Back in the New Worlds era, in 1964, Ballard noted the SF elements in Burroughs, which: ‘play a metaphorical role and are not intended to represent “three-dimensional” figures. These self-satirizing figments are part of the casual vocabulary of the space age’. For Ballard, Burroughs’s importance is that he ‘illustrates that the whole of SF’s imaginary universe has long been absorbed into the general consciousness, and that most of its ideas are now valid only in a kind of marginal spoofing’. This then provided a test bed for Ballard’s own work, in which ‘the next five minutes’ was to be the focus rather than the next 500 years, documenting the SF of today, so thoroughly absorbed and integrated into our everyday lives as to go unnoticed.

Ballardian: Cyberpunk

Early Gibson (photo courtesy Rudy Rucker). ‘High on some SF-sounding substance…’.

It was a move demonstrably ahead of its time.
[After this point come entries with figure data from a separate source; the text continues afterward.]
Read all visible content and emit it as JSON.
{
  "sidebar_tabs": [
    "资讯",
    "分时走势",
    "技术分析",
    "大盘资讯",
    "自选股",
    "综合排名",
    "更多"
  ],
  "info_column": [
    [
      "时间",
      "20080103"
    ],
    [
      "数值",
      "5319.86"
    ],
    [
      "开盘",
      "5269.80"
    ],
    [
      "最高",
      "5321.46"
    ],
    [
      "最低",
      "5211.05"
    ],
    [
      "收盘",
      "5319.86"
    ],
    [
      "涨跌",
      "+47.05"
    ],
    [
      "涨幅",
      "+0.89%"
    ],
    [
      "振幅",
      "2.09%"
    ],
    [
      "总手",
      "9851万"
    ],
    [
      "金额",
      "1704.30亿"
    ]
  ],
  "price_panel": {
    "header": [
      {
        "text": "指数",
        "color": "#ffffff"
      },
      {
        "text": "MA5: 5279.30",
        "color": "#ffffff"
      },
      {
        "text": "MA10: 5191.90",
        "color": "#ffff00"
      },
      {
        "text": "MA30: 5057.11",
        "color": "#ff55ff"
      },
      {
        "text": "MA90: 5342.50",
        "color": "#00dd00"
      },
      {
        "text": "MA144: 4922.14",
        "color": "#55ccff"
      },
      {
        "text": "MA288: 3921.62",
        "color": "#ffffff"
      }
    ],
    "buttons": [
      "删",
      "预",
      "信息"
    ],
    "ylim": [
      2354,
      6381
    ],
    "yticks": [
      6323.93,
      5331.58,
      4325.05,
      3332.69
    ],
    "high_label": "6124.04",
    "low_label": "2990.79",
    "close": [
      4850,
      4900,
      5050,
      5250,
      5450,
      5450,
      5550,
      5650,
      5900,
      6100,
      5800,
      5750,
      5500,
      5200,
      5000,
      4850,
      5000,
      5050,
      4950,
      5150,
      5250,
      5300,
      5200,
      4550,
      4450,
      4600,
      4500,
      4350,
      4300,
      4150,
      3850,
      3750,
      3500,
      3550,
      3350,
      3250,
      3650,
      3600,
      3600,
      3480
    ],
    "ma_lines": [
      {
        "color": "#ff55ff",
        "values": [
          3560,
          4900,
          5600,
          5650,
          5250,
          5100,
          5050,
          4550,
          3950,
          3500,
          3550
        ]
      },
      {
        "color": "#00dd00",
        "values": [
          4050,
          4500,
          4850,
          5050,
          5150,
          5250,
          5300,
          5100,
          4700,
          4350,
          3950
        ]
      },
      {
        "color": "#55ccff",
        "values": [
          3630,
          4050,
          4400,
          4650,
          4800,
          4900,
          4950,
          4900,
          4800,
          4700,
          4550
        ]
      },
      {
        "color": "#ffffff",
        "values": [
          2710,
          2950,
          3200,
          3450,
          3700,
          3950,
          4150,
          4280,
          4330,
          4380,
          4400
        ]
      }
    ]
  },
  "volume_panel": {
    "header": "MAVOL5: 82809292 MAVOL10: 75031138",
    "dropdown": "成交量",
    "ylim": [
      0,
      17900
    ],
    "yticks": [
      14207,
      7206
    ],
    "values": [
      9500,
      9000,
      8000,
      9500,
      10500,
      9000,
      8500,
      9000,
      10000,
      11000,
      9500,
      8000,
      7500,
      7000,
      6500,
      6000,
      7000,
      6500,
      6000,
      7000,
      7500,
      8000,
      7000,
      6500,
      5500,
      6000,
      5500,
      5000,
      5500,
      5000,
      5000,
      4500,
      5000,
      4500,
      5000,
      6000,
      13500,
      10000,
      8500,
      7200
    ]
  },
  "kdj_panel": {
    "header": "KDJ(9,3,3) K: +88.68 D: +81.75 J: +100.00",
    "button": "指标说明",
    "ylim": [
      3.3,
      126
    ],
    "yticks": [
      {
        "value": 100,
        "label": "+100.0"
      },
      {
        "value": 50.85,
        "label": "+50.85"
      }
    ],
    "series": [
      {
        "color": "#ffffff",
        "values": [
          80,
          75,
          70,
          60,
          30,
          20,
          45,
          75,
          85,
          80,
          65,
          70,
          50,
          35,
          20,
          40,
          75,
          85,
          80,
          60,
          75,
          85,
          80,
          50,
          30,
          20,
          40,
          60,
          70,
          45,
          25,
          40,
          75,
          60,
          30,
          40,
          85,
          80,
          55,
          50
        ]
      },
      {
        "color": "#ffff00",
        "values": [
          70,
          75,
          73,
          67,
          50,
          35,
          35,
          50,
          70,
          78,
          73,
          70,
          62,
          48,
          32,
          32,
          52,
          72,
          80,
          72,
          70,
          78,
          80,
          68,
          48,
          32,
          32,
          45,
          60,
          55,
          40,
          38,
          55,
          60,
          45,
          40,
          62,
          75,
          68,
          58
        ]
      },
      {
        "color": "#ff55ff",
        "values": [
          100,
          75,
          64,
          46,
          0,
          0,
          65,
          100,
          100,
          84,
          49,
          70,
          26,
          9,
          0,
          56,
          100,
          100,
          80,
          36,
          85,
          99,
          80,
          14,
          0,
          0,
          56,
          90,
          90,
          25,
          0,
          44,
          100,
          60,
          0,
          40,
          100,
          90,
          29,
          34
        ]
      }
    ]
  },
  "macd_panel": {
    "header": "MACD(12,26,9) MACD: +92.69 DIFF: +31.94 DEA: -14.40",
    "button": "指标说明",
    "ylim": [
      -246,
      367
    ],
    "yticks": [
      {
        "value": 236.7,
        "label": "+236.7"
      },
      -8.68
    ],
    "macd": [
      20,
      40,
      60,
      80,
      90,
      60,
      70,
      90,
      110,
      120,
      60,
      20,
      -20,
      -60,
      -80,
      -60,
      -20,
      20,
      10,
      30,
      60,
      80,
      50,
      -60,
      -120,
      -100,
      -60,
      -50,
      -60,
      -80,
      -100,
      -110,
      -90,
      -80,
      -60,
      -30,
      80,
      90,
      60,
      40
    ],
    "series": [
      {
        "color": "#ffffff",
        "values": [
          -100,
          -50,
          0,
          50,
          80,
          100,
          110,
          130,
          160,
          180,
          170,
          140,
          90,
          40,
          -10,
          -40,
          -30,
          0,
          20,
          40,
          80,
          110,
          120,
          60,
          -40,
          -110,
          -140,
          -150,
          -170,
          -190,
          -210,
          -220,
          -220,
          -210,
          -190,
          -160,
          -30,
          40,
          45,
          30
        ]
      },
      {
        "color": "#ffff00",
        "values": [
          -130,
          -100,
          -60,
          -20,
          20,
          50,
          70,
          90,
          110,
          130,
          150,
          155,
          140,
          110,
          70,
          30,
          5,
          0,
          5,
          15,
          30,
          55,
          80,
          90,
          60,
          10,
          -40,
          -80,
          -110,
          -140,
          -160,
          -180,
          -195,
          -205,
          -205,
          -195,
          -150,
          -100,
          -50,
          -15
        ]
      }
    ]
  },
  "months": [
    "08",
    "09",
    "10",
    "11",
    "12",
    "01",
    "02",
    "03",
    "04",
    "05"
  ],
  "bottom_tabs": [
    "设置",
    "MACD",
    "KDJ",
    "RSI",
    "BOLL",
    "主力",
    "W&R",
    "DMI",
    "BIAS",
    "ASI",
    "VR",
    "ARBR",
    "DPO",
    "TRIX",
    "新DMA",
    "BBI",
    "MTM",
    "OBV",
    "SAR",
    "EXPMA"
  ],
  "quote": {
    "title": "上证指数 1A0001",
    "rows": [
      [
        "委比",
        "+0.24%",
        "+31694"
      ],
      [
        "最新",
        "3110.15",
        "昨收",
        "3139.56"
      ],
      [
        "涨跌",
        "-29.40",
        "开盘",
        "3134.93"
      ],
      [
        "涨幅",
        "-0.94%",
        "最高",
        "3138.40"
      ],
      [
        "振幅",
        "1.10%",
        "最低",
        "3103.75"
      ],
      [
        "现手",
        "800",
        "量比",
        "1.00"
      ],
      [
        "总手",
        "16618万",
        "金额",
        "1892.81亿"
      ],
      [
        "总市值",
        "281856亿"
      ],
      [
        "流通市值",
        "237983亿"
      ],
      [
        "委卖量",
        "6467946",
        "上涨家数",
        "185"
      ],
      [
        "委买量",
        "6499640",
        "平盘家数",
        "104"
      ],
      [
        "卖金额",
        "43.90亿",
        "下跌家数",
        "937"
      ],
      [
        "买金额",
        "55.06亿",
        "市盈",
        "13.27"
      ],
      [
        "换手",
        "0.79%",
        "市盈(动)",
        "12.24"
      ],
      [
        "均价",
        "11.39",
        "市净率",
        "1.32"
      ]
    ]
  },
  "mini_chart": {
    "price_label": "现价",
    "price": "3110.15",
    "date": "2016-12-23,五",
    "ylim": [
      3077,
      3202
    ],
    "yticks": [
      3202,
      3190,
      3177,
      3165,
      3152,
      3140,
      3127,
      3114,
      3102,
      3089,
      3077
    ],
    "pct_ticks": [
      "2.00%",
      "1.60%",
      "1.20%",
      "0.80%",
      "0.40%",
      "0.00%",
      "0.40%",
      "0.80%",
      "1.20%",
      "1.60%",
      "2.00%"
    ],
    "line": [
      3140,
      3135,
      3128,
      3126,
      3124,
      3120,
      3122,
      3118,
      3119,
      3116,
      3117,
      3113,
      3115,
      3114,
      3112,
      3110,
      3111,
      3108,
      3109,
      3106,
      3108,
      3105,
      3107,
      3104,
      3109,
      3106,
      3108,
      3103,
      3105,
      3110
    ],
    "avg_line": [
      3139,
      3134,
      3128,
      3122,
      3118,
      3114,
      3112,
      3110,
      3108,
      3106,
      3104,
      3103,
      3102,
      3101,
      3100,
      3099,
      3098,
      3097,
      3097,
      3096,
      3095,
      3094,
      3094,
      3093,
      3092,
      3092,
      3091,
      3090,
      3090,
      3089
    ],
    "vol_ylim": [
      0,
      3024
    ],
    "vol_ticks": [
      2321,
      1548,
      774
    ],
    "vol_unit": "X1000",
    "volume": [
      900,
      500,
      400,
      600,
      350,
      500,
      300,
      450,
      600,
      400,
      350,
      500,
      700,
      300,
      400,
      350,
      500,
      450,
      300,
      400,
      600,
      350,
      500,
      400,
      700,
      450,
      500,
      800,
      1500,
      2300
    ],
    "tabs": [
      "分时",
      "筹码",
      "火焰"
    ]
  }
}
Almost 50 years later, when asked if the present day had caught up with his work, Gibson replied: ‘I thought that writing about the world today as I perceive it would probably be more challenging, in the real sense of science fiction, than continuing just to make things up… I don’t know if I’ll be able to make up an imaginary future in the same way… things are changing too quickly… you don’t have any place to stand from which to imagine a very elaborate future’.

Today, people continue to reignite heated debate about the worth of SF – re-asking the question ‘Does the future have a future?’, to quote Ballard. But anyone who has absorbed Ballard’s work has been privileged to know the outcome of such a debate for quite some time.

That is, ‘no’. The answer is No. No future for you.